Supreme Court Struggles to Apply “Twiqbal” in Retirement Plan Fee Cases
Today, the Supreme Court heard oral arguments in Hughes v. Northwestern University, No. 19-1401, just one of about 150 similar class action suits filed around the country in the last few years. The case was brought by retirement plan participants alleging that plan fiduciaries breached their duties under ERISA relating to recordkeeping and investment fees charged to plan participants. Specifically, Plaintiffs alleged that Northwestern breached its ERISA-imposed duty of prudence by (1) paying excessive recordkeeping fees (using multiple recordkeepers and allowing recordkeeping fees to be paid through revenue sharing); and (2) offering mutual funds with excessive investment management fees.
The district court granted Northwestern’s motion to dismiss, and the Seventh Circuit affirmed. The Seventh Circuit found no ERISA violation based on Northwestern’s recordkeeping arrangement. The court explained that ERISA does not require a sole recordkeeper, and there is “nothing wrong – for ERISA purposes – with plan participants paying recordkeeper costs through expense ratios” under a revenue sharing agreement.
The Seventh Circuit also rejected the excessive investment fee claim, concluding that the types of funds plaintiffs wanted (low-cost index funds) were and are available to them, thus “eliminating any claim that plan participants were forced to stomach an unappetizing menu.”
Plaintiffs appealed to the Supreme Court, which granted certiorari to address this question: “[w]hether allegations that a defined-contribution retirement plan paid or charged its participants fees that substantially exceeded fees for alternative available investment products or services are sufficient to state a claim against plan fiduciaries for breach of the duty of prudence under ERISA.”

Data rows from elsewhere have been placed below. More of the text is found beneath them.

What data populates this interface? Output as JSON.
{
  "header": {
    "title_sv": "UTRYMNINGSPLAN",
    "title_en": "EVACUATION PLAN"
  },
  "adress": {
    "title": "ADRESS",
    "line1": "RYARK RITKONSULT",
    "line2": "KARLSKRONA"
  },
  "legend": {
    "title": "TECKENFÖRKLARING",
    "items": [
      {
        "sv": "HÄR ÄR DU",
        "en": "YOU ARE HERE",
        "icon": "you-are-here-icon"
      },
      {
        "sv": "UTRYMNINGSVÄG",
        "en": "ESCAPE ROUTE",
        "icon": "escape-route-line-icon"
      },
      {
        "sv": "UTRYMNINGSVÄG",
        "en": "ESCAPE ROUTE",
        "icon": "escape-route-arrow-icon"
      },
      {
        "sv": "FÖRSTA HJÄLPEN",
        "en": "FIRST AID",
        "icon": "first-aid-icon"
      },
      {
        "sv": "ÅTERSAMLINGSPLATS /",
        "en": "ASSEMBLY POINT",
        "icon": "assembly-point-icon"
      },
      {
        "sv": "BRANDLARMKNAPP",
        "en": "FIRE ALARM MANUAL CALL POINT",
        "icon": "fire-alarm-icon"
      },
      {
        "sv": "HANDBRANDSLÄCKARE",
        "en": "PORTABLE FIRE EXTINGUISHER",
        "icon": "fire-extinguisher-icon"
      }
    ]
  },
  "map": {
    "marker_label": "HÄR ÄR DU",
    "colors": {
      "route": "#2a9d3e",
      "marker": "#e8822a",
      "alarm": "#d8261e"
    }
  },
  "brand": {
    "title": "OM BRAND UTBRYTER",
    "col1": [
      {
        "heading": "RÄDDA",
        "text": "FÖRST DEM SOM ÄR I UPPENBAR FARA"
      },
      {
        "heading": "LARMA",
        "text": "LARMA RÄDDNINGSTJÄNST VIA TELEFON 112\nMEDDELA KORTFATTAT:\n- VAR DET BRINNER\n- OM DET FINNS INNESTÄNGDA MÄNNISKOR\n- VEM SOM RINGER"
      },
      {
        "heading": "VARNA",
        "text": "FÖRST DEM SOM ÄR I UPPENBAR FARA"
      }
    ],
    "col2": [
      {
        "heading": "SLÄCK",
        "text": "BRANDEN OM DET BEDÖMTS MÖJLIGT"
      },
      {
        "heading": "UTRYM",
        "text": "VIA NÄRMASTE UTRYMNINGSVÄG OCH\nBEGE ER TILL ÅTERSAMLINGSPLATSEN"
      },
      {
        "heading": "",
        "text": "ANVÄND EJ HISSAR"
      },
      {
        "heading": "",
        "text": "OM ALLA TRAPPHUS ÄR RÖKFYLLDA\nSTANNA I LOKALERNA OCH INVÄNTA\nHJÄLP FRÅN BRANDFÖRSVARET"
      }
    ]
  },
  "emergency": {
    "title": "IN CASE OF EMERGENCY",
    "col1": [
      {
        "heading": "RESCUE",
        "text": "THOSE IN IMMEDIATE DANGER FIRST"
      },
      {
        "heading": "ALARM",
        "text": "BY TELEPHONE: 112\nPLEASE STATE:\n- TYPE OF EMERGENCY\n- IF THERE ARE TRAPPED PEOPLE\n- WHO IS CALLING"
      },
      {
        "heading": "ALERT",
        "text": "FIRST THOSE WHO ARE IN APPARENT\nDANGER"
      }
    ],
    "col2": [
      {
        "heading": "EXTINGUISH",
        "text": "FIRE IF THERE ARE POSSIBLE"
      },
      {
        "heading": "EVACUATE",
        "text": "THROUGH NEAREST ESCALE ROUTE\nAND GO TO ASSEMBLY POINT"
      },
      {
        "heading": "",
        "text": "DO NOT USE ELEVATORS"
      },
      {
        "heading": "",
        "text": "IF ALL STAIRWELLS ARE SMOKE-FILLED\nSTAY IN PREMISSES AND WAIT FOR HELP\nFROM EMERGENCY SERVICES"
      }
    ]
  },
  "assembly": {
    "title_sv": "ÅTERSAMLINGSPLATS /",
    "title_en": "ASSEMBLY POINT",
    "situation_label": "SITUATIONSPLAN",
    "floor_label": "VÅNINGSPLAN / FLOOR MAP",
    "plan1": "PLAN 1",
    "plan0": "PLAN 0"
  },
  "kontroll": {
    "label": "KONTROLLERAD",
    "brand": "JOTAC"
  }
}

During oral argument today, various members of the Court appeared to struggle to devise a motion to dismiss standard in these cases, with Justices Alito, Gorsuch, Breyer, Kagan, and Kavanaugh each pressing the parties about what facts they believed must be pled to open the courthouse door to plaintiffs, particularly relating to investment fees. Although a key issue in Plaintiffs’ amended complaint was the use of a revenue sharing, rather than a per-participant fee, there was little to no inquiry or recognition by the Justices on the impact of revenue sharing in offsetting fees, as a reason for selecting a more expensive share class as an investment option.
Equally surprising was Justice Roberts’ line of questioning on the scope of ERISA’s fiduciary duty of prudence, asking Plaintiffs’ counsel at one point whether the standard was the “highest” duty or an “average” duty, something more akin to negligence.
There appeared to be more coalescence on the recordkeeping claim. Several members of the Court indicated they approve of the Seventh Circuit’s finding that ERISA does not require a sole recordkeeper, and that Plaintiffs’ argument that the Plan should have been able to obtain a $35 per participant fee, without more, was insufficient to state a claim.
Justice Kagan appeared to be the only jurist clearly in favor of overturning the Seventh Circuit’s decision, with some support from Justices Sotomayor and Breyer. With Justice Barrett recused (she was still sitting on the Seventh Circuit at the time of the underlying decision), if Justice Kagan recruits only one more Justice, there could be a tie vote, but a tie vote would leave the Seventh Circuit decision intact.